Menurut pendapat Tunggal (2008,hal 28) jenis-jenis audit operasional
terdiri dari:
a. Functional Audit (Audit Fungsional), merupakan suatu audit fungsional yang
berhubungan satu atau lebih fungsi dalam suatu organisasi. Mungkin
berhubungan dengan fungsi upah di suatu divisi. Keunggulan audit fungsional
adalah memungkinkan adanya spesialisasi oleh auditor, sehingga auditor dapat
focus menganalisis bidang tersebut dengan efisien.
b. Organizational Audit (Audit Organisasi), merupakan audit operasional yang
mencakup seluruh unit organisasi seperti cabang atau anak perusahaan.
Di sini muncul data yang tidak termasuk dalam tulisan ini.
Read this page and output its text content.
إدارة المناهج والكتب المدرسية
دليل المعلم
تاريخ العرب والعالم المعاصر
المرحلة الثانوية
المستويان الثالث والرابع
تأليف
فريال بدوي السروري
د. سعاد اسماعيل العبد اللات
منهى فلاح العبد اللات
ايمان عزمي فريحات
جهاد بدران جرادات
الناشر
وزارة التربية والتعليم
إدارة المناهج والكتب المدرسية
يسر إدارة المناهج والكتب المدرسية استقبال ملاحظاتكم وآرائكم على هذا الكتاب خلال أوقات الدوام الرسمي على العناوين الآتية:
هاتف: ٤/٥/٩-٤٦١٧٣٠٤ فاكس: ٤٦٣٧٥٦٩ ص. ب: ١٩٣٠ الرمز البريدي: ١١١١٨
Tekanan dalam audit organisasi adalah seberapa efisien dan efektif fungsifungsi yang saling berinteraksi. Perencanaan organisasi dan metode koordinasi
aktivitas menjadi aspek penting dalam audit ini.
c. Special Assignment (Penugasan Khusus), penugasan khusus audit operasional
muncul berdasarkan permintaan manajemen, seperti mengidentifikasi
penyebab terjadinya kecurangan dalam suatu divisi dan memberikan
rekomendasi atau saran untuk mengurangi biaya produksi suatu produk.